Here is a comment I left:
I’ve studied the “religion” at the time of the framing in detail from the perspective of “political theology,” and the issue certainly applies.
The First Amendment says
Congress shall make no law respecting an establishment of religion, or prohibiting the free exercise thereof;
And Art. VI Cl. 3 of the unamended Constitution says
no religious test shall ever be required as a qualification to any office or public trust under the United States.
So we’ve got “religion” and “religious” as in “religious test.” It probably would be proper to define "religion" as having the same meaning in both clauses, but as a matter of logic we MUST define “religion” in the EC and FEC as having the same meaning because the term is used only once and “thereof” in the FEC relates back to “religion” in the EC. It’s like a Siamese twin that shares the same heart.

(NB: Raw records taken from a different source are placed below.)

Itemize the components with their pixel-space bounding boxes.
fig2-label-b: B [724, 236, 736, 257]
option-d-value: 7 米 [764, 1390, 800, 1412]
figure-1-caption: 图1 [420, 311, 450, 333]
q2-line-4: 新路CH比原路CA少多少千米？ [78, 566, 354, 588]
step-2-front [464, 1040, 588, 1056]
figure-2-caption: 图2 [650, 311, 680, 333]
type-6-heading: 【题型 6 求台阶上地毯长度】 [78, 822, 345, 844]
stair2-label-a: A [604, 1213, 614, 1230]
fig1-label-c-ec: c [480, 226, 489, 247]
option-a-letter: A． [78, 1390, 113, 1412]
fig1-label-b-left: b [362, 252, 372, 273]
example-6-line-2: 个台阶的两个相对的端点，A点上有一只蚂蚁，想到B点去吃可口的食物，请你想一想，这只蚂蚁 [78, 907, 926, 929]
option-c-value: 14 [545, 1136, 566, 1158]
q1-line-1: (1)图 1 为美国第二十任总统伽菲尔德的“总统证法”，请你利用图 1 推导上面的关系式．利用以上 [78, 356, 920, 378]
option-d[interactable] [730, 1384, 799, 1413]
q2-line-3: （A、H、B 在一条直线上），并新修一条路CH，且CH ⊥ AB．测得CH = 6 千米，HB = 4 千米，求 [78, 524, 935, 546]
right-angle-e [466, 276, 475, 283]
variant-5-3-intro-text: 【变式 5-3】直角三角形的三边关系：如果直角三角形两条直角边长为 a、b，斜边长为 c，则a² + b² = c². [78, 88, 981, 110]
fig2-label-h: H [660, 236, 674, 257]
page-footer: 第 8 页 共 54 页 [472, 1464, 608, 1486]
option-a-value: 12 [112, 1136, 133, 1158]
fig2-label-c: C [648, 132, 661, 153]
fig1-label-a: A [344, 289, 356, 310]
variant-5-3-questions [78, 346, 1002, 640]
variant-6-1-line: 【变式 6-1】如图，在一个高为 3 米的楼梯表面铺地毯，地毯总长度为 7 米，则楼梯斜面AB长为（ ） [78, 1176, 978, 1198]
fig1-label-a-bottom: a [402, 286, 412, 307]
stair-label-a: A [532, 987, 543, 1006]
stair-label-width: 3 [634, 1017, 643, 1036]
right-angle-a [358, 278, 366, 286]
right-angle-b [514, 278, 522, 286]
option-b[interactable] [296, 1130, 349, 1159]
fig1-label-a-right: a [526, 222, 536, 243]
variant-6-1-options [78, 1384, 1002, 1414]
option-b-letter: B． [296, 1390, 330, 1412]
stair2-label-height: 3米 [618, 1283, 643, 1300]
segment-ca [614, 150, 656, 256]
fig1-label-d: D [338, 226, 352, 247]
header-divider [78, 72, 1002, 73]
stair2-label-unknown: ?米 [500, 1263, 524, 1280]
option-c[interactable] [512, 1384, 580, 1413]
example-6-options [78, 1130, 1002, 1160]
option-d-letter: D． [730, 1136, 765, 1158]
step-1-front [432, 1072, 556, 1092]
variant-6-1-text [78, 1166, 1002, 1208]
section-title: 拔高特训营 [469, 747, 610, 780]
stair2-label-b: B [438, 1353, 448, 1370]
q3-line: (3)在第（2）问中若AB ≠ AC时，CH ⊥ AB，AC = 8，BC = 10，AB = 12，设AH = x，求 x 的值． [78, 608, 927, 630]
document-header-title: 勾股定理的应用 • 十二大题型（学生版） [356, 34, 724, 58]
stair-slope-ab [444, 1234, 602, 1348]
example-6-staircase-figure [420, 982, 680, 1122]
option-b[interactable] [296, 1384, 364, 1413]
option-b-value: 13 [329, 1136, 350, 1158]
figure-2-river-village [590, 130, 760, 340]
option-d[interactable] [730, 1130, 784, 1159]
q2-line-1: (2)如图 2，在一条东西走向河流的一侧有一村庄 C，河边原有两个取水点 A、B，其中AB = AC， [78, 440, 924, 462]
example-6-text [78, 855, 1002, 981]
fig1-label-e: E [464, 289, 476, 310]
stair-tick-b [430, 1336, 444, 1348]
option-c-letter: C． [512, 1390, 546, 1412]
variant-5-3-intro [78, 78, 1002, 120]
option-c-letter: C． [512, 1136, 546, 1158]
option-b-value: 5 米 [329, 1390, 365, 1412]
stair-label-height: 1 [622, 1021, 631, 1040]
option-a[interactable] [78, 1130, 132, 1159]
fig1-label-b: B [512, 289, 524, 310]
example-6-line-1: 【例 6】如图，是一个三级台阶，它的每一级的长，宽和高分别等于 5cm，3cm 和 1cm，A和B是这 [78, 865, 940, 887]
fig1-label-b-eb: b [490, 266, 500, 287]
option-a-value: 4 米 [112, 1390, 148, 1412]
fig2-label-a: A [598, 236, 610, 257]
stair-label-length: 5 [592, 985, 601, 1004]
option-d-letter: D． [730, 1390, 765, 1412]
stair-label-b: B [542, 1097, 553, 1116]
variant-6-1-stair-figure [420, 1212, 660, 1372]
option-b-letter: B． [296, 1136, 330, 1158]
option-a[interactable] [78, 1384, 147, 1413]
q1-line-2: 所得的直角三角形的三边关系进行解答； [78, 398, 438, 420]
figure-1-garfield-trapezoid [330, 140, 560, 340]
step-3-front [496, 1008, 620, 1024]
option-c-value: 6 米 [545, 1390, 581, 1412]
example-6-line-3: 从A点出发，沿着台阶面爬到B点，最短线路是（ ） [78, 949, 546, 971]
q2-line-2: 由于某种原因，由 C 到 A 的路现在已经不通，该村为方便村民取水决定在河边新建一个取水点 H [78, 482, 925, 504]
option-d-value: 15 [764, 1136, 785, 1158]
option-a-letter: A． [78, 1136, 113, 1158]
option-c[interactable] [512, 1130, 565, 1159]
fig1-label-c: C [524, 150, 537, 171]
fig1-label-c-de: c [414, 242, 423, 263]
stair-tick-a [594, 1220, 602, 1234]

The reason I say this is, perhaps because they misunderstand a quotation of Joseph Story, some Christian Nationalists have argued either 1. “Religion” in the First Amendment meant “Christianity” only (this claim is wrong but at least it avoids the problem of logical construction where “religion” in the EC and FEC are given two different meanings) OR 2. Whereas Free Exercise was meant to apply universally the EC somehow only protected or privileged “Christianity.” This claim is wrong as a matter of simple logic. If one can prove “religion” had a particular free exercise clause meaning, it automatically applies to the establishment clause and vice versa. (And yes, there is a great deal of evidence that the Founders meant what they said: “religion” means “religion” not “Christianity”).